A plan to multiply the membership of the Legislature by about 100 also failed, but might be back. Another failure aimed to ban sales of shrimp and other shellfish. This one carried a $666,000 fine and/or a prison sentence for each sale.
Also not making the ballot were a couple of referenda, measures aiming to reverse new laws passed by the Legislature and signed by the governor (still not California’s president). One would have allowed anyone to avoid getting children vaccinated simply by stating thast personal beliefs forbid it. Another would have reversed the new (and not yet in effect) law allowing doctors to administer lethal doses of drugs to terminally ill patients. A move to recall Democratic state Sen. Richard Pan of Sacramento for authoring the current law requiring almost universal vaccination of schoolchildren failed, too.
Some of these ideas would have had to be taken seriously by their opponents, who in a few cases were ready to spend millions of dollars fighting them off. Others would simply have cluttered a ballot that already figures to be the longest ever.
Their absence leaves voters to consider what is likely to be dozens of very serious ideas, most with significant consequences.

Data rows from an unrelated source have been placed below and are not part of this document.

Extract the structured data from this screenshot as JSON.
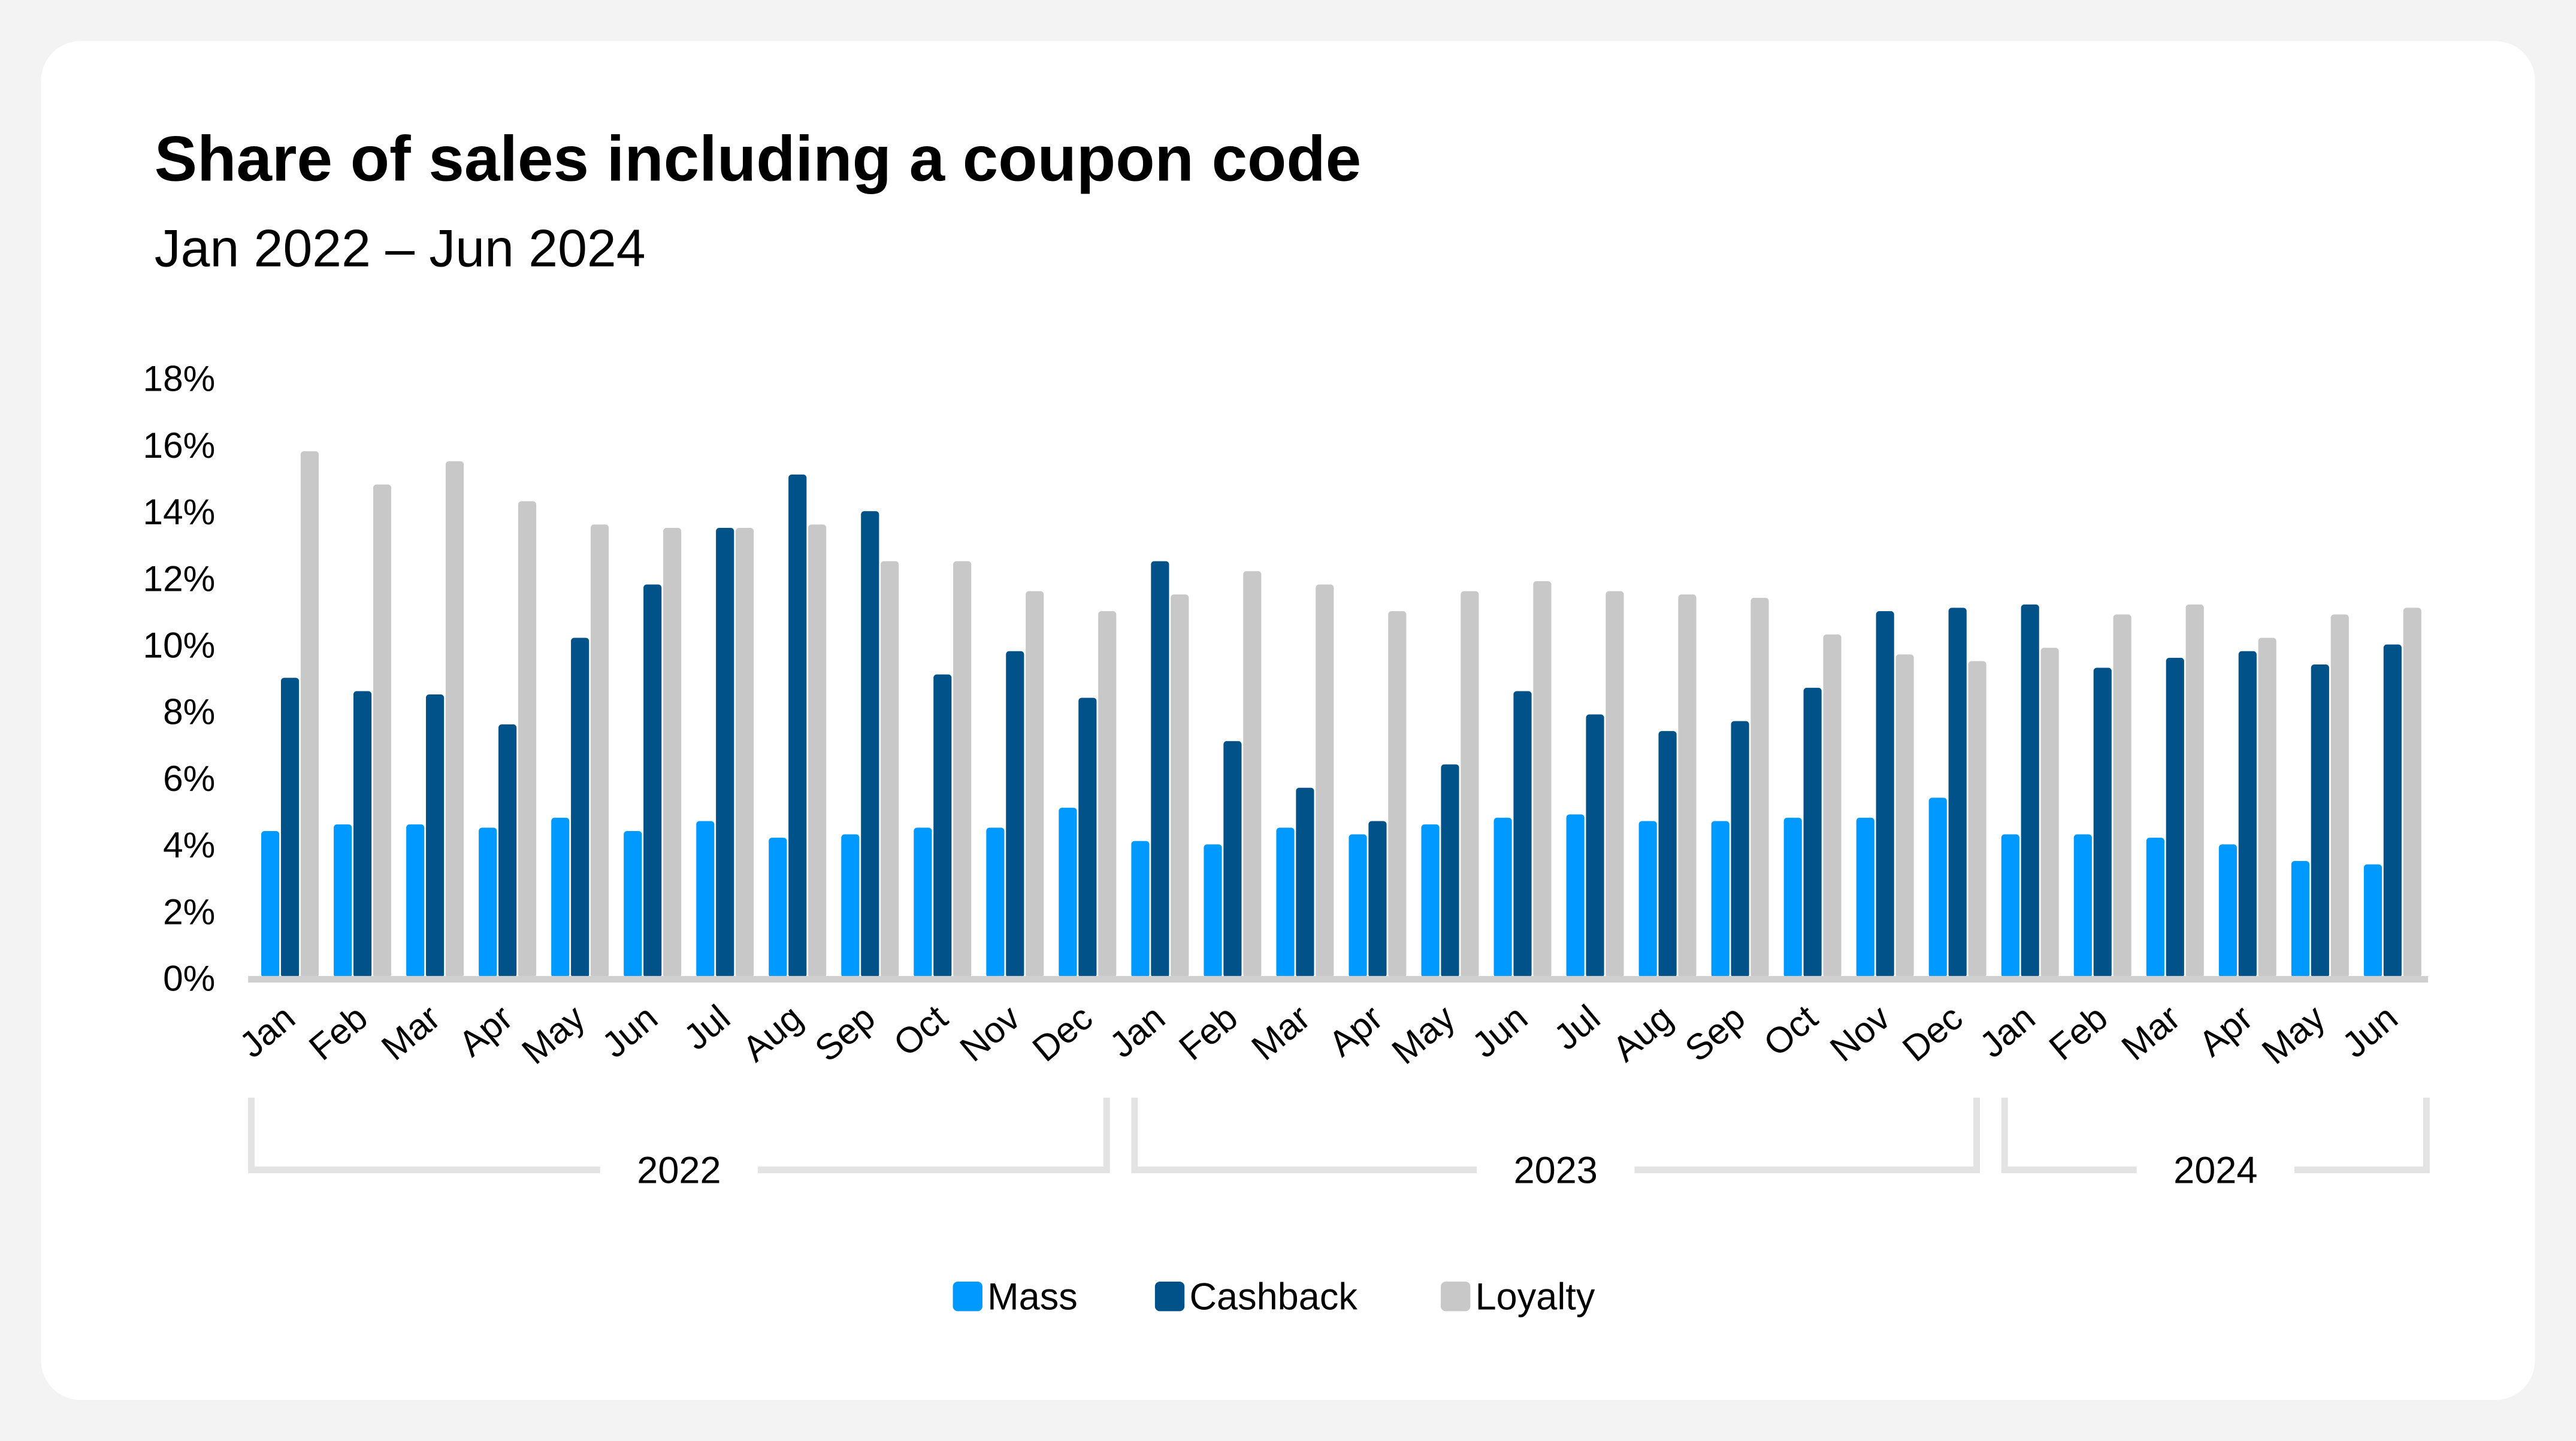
{
  "chart_data": {
    "type": "bar",
    "title": "Share of sales including a coupon code",
    "subtitle": "Jan 2022 – Jun 2024",
    "xlabel": "",
    "ylabel": "",
    "ylim": [
      0,
      18
    ],
    "yticks": [
      "0%",
      "2%",
      "4%",
      "6%",
      "8%",
      "10%",
      "12%",
      "14%",
      "16%",
      "18%"
    ],
    "grid": false,
    "legend_position": "bottom-center",
    "categories": [
      "Jan",
      "Feb",
      "Mar",
      "Apr",
      "May",
      "Jun",
      "Jul",
      "Aug",
      "Sep",
      "Oct",
      "Nov",
      "Dec",
      "Jan",
      "Feb",
      "Mar",
      "Apr",
      "May",
      "Jun",
      "Jul",
      "Aug",
      "Sep",
      "Oct",
      "Nov",
      "Dec",
      "Jan",
      "Feb",
      "Mar",
      "Apr",
      "May",
      "Jun"
    ],
    "groups": [
      {
        "label": "2022",
        "count": 12
      },
      {
        "label": "2023",
        "count": 12
      },
      {
        "label": "2024",
        "count": 6
      }
    ],
    "series": [
      {
        "name": "Mass",
        "color": "#0099FF",
        "values": [
          4.4,
          4.6,
          4.6,
          4.5,
          4.8,
          4.4,
          4.7,
          4.2,
          4.3,
          4.5,
          4.5,
          5.1,
          4.1,
          4.0,
          4.5,
          4.3,
          4.6,
          4.8,
          4.9,
          4.7,
          4.7,
          4.8,
          4.8,
          5.4,
          4.3,
          4.3,
          4.2,
          4.0,
          3.5,
          3.4
        ]
      },
      {
        "name": "Cashback",
        "color": "#005288",
        "values": [
          9.0,
          8.6,
          8.5,
          7.6,
          10.2,
          11.8,
          13.5,
          15.1,
          14.0,
          9.1,
          9.8,
          8.4,
          12.5,
          7.1,
          5.7,
          4.7,
          6.4,
          8.6,
          7.9,
          7.4,
          7.7,
          8.7,
          11.0,
          11.1,
          11.2,
          9.3,
          9.6,
          9.8,
          9.4,
          10.0
        ]
      },
      {
        "name": "Loyalty",
        "color": "#C8C8C8",
        "values": [
          15.8,
          14.8,
          15.5,
          14.3,
          13.6,
          13.5,
          13.5,
          13.6,
          12.5,
          12.5,
          11.6,
          11.0,
          11.5,
          12.2,
          11.8,
          11.0,
          11.6,
          11.9,
          11.6,
          11.5,
          11.4,
          10.3,
          9.7,
          9.5,
          9.9,
          10.9,
          11.2,
          10.2,
          10.9,
          11.1
        ]
      }
    ]
  }
}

There could be, for example, three or more measures to boost taxes. Two aim to extend the levies of the 2012 Proposition 30, which mostly upped taxes on the wealthy. A third would surcharge tax bills for properties officially valued at $3 million or more, the new money going to anti-poverty programs. That’s intended as a sort of Robin Hood system.
Tax cuts are also likely to be present and a plan to lift the minimum wage to $15 an hour by 2021 might also make the ballot.
So could a plan to increase the time of service public school teachers need to earn tenure from two years to five, and another limiting the pay of non-profit hospital executives to the same level as what the President of the United States earns – now $450,00 a year.
There are more, with four measures already assured ballot spots, 73 others now authorized to collect signatures and almost two-dozen awaiting official naming by the attorney general. The only one without wide implications is one to require use of condoms in all movie sexual intercourse.
That’s all silly enough – but it could have been much worse.